The Russian and Iranian joint fighting in Syria to protect Assad’s regime is usually portrayed as a sign of their political alliance. More recently, Iran’s agreeing to allow Russian aviation to use the Hamadan air base was held out by many analysts and journalists as ultimate proof of the strategic nature of this cooperation.
But the Hamadan incident reveals how fragile and forced this cooperation in fact is. First, the Kremlin shamelessly disclosed the secret arrangement for the sake of domestic propaganda needs, bragging to the home audience about its international achievement.

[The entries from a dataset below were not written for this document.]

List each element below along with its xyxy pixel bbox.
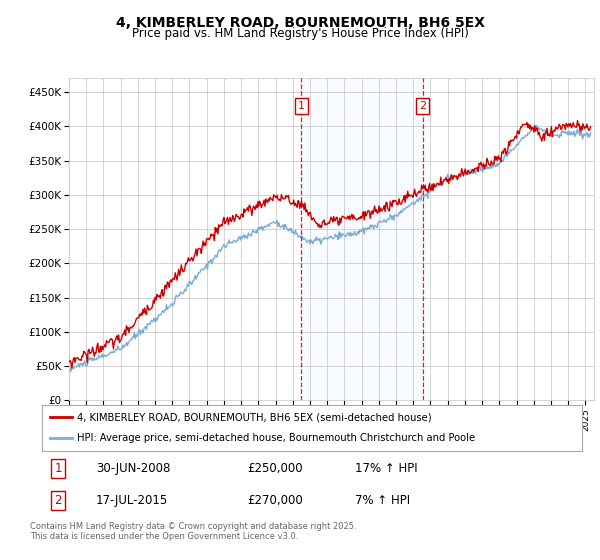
Text: 1: 1 xyxy=(55,462,62,475)
Bar xyxy=(301,78,422,400)
Text: £250,000: £250,000 xyxy=(247,462,303,475)
Text: 4, KIMBERLEY ROAD, BOURNEMOUTH, BH6 5EX: 4, KIMBERLEY ROAD, BOURNEMOUTH, BH6 5EX xyxy=(115,16,485,30)
Text: 17% ↑ HPI: 17% ↑ HPI xyxy=(355,462,418,475)
Text: HPI: Average price, semi-detached house, Bournemouth Christchurch and Poole: HPI: Average price, semi-detached house,… xyxy=(77,433,475,444)
Text: 30-JUN-2008: 30-JUN-2008 xyxy=(96,462,170,475)
Text: Contains HM Land Registry data © Crown copyright and database right 2025.
This d: Contains HM Land Registry data © Crown c… xyxy=(30,522,356,542)
Text: 2: 2 xyxy=(419,101,426,111)
Text: 1: 1 xyxy=(298,101,305,111)
Text: 2: 2 xyxy=(55,494,62,507)
Text: 7% ↑ HPI: 7% ↑ HPI xyxy=(355,494,410,507)
Text: 4, KIMBERLEY ROAD, BOURNEMOUTH, BH6 5EX (semi-detached house): 4, KIMBERLEY ROAD, BOURNEMOUTH, BH6 5EX … xyxy=(77,412,432,422)
Text: £270,000: £270,000 xyxy=(247,494,303,507)
Text: Price paid vs. HM Land Registry's House Price Index (HPI): Price paid vs. HM Land Registry's House … xyxy=(131,27,469,40)
Text: 17-JUL-2015: 17-JUL-2015 xyxy=(96,494,168,507)
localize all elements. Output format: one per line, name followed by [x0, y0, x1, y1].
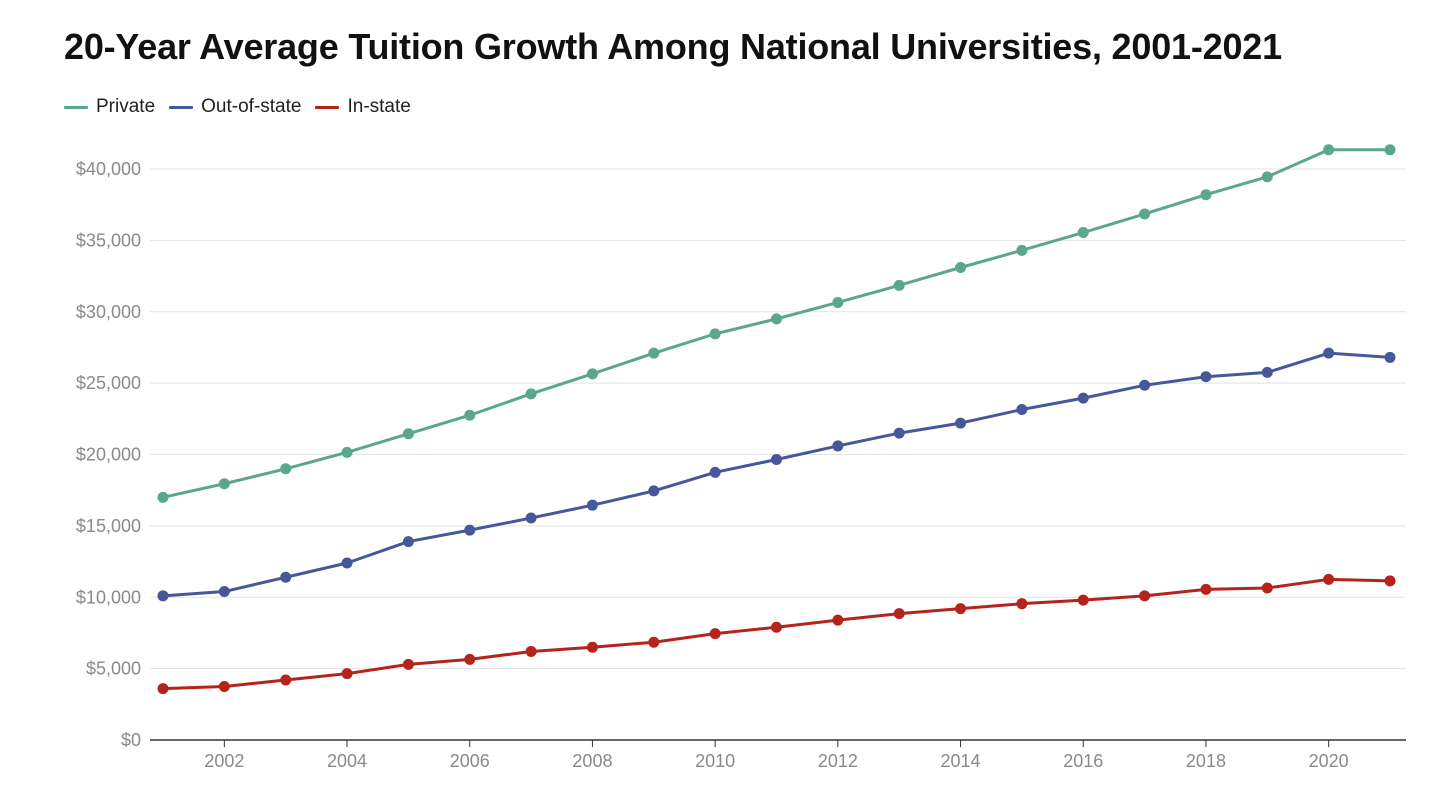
x-tick-label: 2018 — [1186, 751, 1226, 771]
data-point-out-of-state — [525, 512, 537, 524]
legend-swatch-out-of-state — [169, 105, 194, 109]
x-tick-label: 2002 — [204, 751, 244, 771]
data-point-out-of-state — [771, 453, 782, 465]
y-tick-label: $25,000 — [76, 373, 141, 393]
data-point-in-state — [1323, 573, 1335, 585]
data-point-out-of-state — [280, 571, 292, 583]
data-point-out-of-state — [218, 586, 230, 598]
x-tick-label: 2006 — [450, 751, 490, 771]
data-point-private — [893, 279, 905, 291]
legend-item-private: Private — [64, 96, 155, 118]
legend-item-out-of-state: Out-of-state — [169, 96, 301, 118]
data-point-in-state — [648, 636, 660, 648]
data-point-private — [402, 428, 414, 440]
legend-label: Out-of-state — [201, 96, 302, 117]
data-point-private — [586, 368, 598, 380]
data-point-out-of-state — [893, 427, 905, 439]
x-tick-label: 2004 — [327, 751, 367, 771]
data-point-in-state — [280, 674, 292, 686]
x-tick-label: 2014 — [941, 751, 981, 771]
legend-swatch-in-state — [315, 105, 340, 109]
data-point-private — [464, 409, 476, 421]
data-point-out-of-state — [402, 536, 414, 548]
data-point-in-state — [1077, 594, 1089, 606]
data-point-in-state — [464, 653, 476, 665]
data-point-private — [341, 446, 353, 458]
data-point-out-of-state — [464, 524, 476, 536]
data-point-in-state — [955, 603, 967, 615]
data-point-private — [1323, 144, 1335, 156]
legend: Private Out-of-state In-state — [64, 96, 425, 118]
data-point-in-state — [402, 658, 414, 670]
data-point-out-of-state — [586, 499, 598, 511]
data-point-private — [1261, 171, 1273, 183]
y-tick-label: $0 — [121, 730, 141, 750]
data-point-out-of-state — [955, 417, 967, 429]
data-point-private — [218, 478, 230, 490]
x-tick-label: 2020 — [1309, 751, 1349, 771]
data-point-in-state — [1261, 582, 1273, 594]
data-point-private — [280, 463, 292, 475]
data-point-out-of-state — [1323, 347, 1335, 359]
data-point-in-state — [1384, 575, 1396, 587]
data-point-in-state — [1139, 590, 1151, 602]
data-point-in-state — [771, 621, 782, 633]
data-point-out-of-state — [1261, 366, 1273, 378]
legend-label: Private — [96, 96, 156, 117]
chart-title: 20-Year Average Tuition Growth Among Nat… — [64, 26, 1282, 67]
data-point-out-of-state — [1139, 379, 1151, 391]
data-point-out-of-state — [648, 485, 660, 497]
data-point-out-of-state — [1200, 371, 1212, 383]
y-tick-label: $20,000 — [76, 445, 141, 465]
x-tick-label: 2008 — [572, 751, 612, 771]
data-point-in-state — [1200, 583, 1212, 595]
data-point-out-of-state — [1016, 404, 1028, 416]
data-point-private — [1139, 208, 1151, 220]
data-point-private — [1200, 189, 1212, 201]
y-tick-label: $30,000 — [76, 302, 141, 322]
data-point-in-state — [218, 680, 230, 692]
data-point-private — [525, 388, 537, 400]
y-tick-label: $10,000 — [76, 587, 141, 607]
legend-item-in-state: In-state — [315, 96, 411, 118]
y-tick-label: $35,000 — [76, 230, 141, 250]
data-point-private — [771, 313, 782, 325]
data-point-in-state — [1016, 598, 1028, 610]
legend-label: In-state — [347, 96, 411, 117]
data-point-out-of-state — [709, 466, 721, 478]
y-tick-label: $40,000 — [76, 159, 141, 179]
data-point-private — [1384, 144, 1396, 156]
x-tick-label: 2012 — [818, 751, 858, 771]
data-point-private — [1077, 227, 1089, 239]
data-point-private — [709, 328, 721, 340]
data-point-out-of-state — [1077, 392, 1089, 404]
data-point-out-of-state — [157, 590, 169, 602]
data-point-in-state — [341, 668, 353, 680]
data-point-in-state — [709, 628, 721, 640]
data-point-in-state — [832, 614, 844, 626]
data-point-private — [832, 296, 844, 308]
data-point-private — [157, 491, 169, 503]
data-point-out-of-state — [1384, 351, 1396, 363]
x-tick-label: 2016 — [1063, 751, 1103, 771]
data-point-in-state — [586, 641, 598, 653]
x-tick-label: 2010 — [695, 751, 735, 771]
y-tick-label: $15,000 — [76, 516, 141, 536]
data-point-out-of-state — [832, 440, 844, 452]
data-point-out-of-state — [341, 557, 353, 569]
data-point-in-state — [525, 645, 537, 657]
legend-swatch-private — [64, 105, 88, 109]
y-tick-label: $5,000 — [86, 659, 141, 679]
data-point-in-state — [893, 608, 905, 620]
data-point-private — [1016, 244, 1028, 256]
data-point-in-state — [157, 683, 169, 695]
data-point-private — [648, 347, 660, 359]
data-point-private — [955, 261, 967, 273]
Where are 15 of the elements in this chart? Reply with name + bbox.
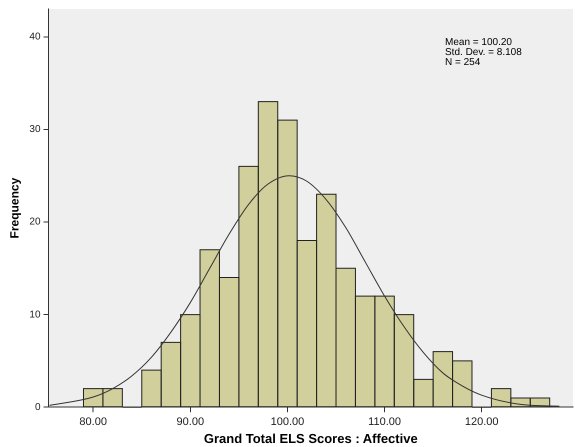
x-tick-label: 90.00 <box>176 416 204 428</box>
x-axis-title: Grand Total ELS Scores : Affective <box>204 430 418 446</box>
x-tick-label: 80.00 <box>79 416 107 428</box>
y-tick-label: 30 <box>29 124 41 136</box>
y-tick-label: 20 <box>29 216 41 228</box>
x-tick-label: 110.00 <box>368 416 401 428</box>
y-tick-label: 40 <box>29 32 41 43</box>
annotation: N = 254 <box>445 56 481 68</box>
y-tick-label: 10 <box>29 309 41 320</box>
x-tick-label: 120.00 <box>464 416 499 428</box>
annotation: Std. Dev. = 8.108 <box>445 46 522 58</box>
y-axis-title: Frequency <box>8 177 22 238</box>
y-tick-label: 0 <box>34 402 41 413</box>
annotation: Mean = 100.20 <box>445 36 512 48</box>
x-tick-label: 100.00 <box>270 416 304 428</box>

The revelation caused a major scandal in the Iranian parliament, which then forced the Iranian leadership to back out of the deal and expel the Russians. The sheer fact of a Russian military presence on Iranian soil, coupled with Russia’s reckless behavior, was perceived as arrogance and an insult to Iranian national pride. Needless to say, this behavior is not the sort one would expect from true strategic partners.
Moscow will hardly admit it, but it is seriously worried by the recent turn in Iranian diplomacy, which is shaping up to be a multipronged policy with greater potential for rapprochement with the West.
Such a development is likely to spur Russia to outbid the West in the benefits it offers Iran, but in the long run it could also lead to a greater divergence of interests and an exacerbation of already existing disagreements, turning the partners of convenience into rivals.
Dima Course has completed his Ph.D. dissertation in the Department of Political Science at Bar-Ilan University (Israel). He is affiliated with ARCDC–Ariel University Research Center for Defense and Communication.
[i] In the list of the top-importers of the 25 main Russian non-primary products for 2015 Iran is mentioned only twice: as an importer of 7 percent of Russian wheat and 4 percent of sawn timber. For comparison, Turkey, in spite of downed Russian jet in Syria, is mentioned 9 times in the list, three times as a main importer of specific products (21 percent, 30 percent and 39 percent).